Cuento de terror del caldero

Revisando la guía turística de mi ciudad, me percaté que a últimas fechas ha aumentado el número de museos que abordan temáticas esotéricas. Ya sabes, aquellos temas que recurrentemente hacen su aparición en los cuentos de terror.

El folleto decía claramente que en “El museo de los Brujos”, por primera vez se exhibiría el caldero del hechicero Kubú, curandero de una legendaria tribu africana. También se ponía especial énfasis en el hecho de que esa herramienta de metal, no solamente sirvió para llevar a cabo sacrificios humanos, sino que funcionaba perfectamente para hacer pócimas como el elixir de la juventud eterna.

Apunté en mi agenda el día en que se inauguraría dicha exposición y fui de los primeros en llegar. A la entrada no había nadie que cobrara, así que me acerqué a la taquilla y le pregunté a una persona que estaba allí cuál era el monto de la entrada.

– Si usted es estudiante, la entrada es completamente gratuita, siempre y cuando demuestre una credencial vigente. De lo contrario el pase a la exposición tiene un costo de $20. Mencionó el taquillero.

– Hace algunos años que salí del colegio, conjuntamente creo que el costo está bastante bien. Le respondí.

Saqué un par de monedas de mi bolsillo y aquel hombre me dio mi entrada.

Escogí un asiento que estuviera ubicado al frente, con el fin de no perderme el menor detalle. Ahí estuve esperando unos 15 minutos, hasta que un señor con aspecto intelectual tomó el micrófono y comenzó a hablar del caldero de Kubú.

– Esto que ven aquí, es algo único. De acuerdo a varios pergaminos africanos, se les advierte a las personas que no toquen el borde del caldero, sin usar guantes, pues eso puede traer resultados catastróficos.

– ¿Como cuáles? Pregunté.

– Si te lo explico, nos tardaríamos mucho tiempo y seguramente otros tienen preguntas más interesantes. Replicó el exponente.

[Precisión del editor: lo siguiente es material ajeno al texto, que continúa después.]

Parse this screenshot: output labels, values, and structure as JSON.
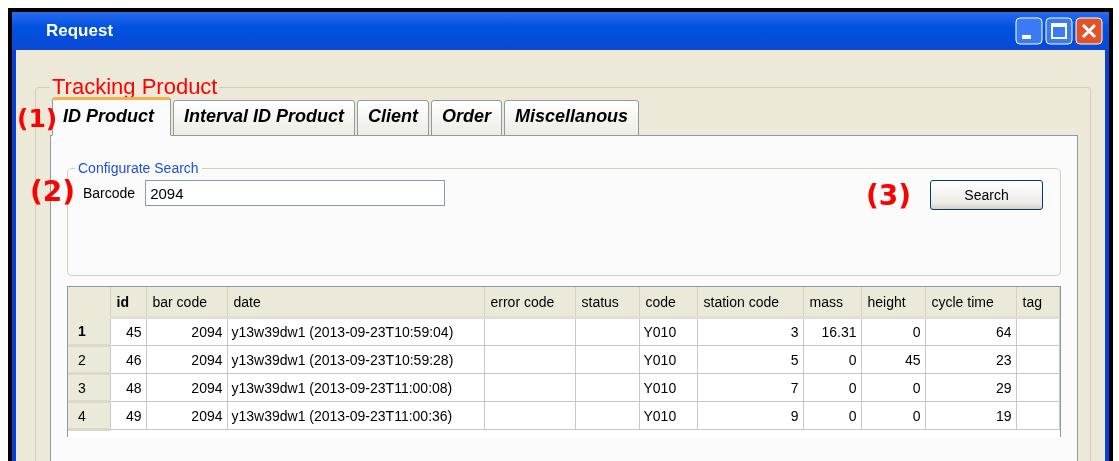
{
  "window": {
    "title": "Request"
  },
  "group": {
    "title": "Tracking Product"
  },
  "tabs": [
    {
      "label": "ID Product",
      "selected": true
    },
    {
      "label": "Interval ID Product",
      "selected": false
    },
    {
      "label": "Client",
      "selected": false
    },
    {
      "label": "Order",
      "selected": false
    },
    {
      "label": "Miscellanous",
      "selected": false
    }
  ],
  "search_group": {
    "title": "Configurate Search",
    "barcode_label": "Barcode",
    "barcode_value": "2094",
    "button": "Search"
  },
  "table": {
    "columns": [
      {
        "label": "id",
        "kind": "number",
        "selected": true
      },
      {
        "label": "bar code",
        "kind": "number",
        "selected": false
      },
      {
        "label": "date",
        "kind": "text",
        "selected": false
      },
      {
        "label": "error code",
        "kind": "text",
        "selected": false
      },
      {
        "label": "status",
        "kind": "text",
        "selected": false
      },
      {
        "label": "code",
        "kind": "text",
        "selected": false
      },
      {
        "label": "station code",
        "kind": "number",
        "selected": false
      },
      {
        "label": "mass",
        "kind": "number",
        "selected": false
      },
      {
        "label": "height",
        "kind": "number",
        "selected": false
      },
      {
        "label": "cycle time",
        "kind": "number",
        "selected": false
      },
      {
        "label": "tag",
        "kind": "text",
        "selected": false
      }
    ],
    "rows": [
      {
        "header": "1",
        "selected": true,
        "cells": [
          "45",
          "2094",
          "y13w39dw1 (2013-09-23T10:59:04)",
          "",
          "",
          "Y010",
          "3",
          "16.31",
          "0",
          "64",
          ""
        ]
      },
      {
        "header": "2",
        "selected": false,
        "cells": [
          "46",
          "2094",
          "y13w39dw1 (2013-09-23T10:59:28)",
          "",
          "",
          "Y010",
          "5",
          "0",
          "45",
          "23",
          ""
        ]
      },
      {
        "header": "3",
        "selected": false,
        "cells": [
          "48",
          "2094",
          "y13w39dw1 (2013-09-23T11:00:08)",
          "",
          "",
          "Y010",
          "7",
          "0",
          "0",
          "29",
          ""
        ]
      },
      {
        "header": "4",
        "selected": false,
        "cells": [
          "49",
          "2094",
          "y13w39dw1 (2013-09-23T11:00:36)",
          "",
          "",
          "Y010",
          "9",
          "0",
          "0",
          "19",
          ""
        ]
      }
    ]
  },
  "annotations": [
    {
      "label": "(1)"
    },
    {
      "label": "(2)"
    },
    {
      "label": "(3)"
    }
  ]
}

Para demostrarnos que “la maldición” era mentira, agarró el borde del caldero por ambos lados y a primera instancia no sucedió nada raro. No obstante, luego de unos momentos un fuerte olor a carne quemada llenó la sala.

– ¡Auxilio, auxilio me estoy quemando! ¡Socorro, ayúdenme!

Su cuerpo quedó convertido en cenizas en un santiamén. Sin embargo, su ropa quedó intacta. Lógicamente luego del deceso, las autoridades clausuraron el museo de los Brujos.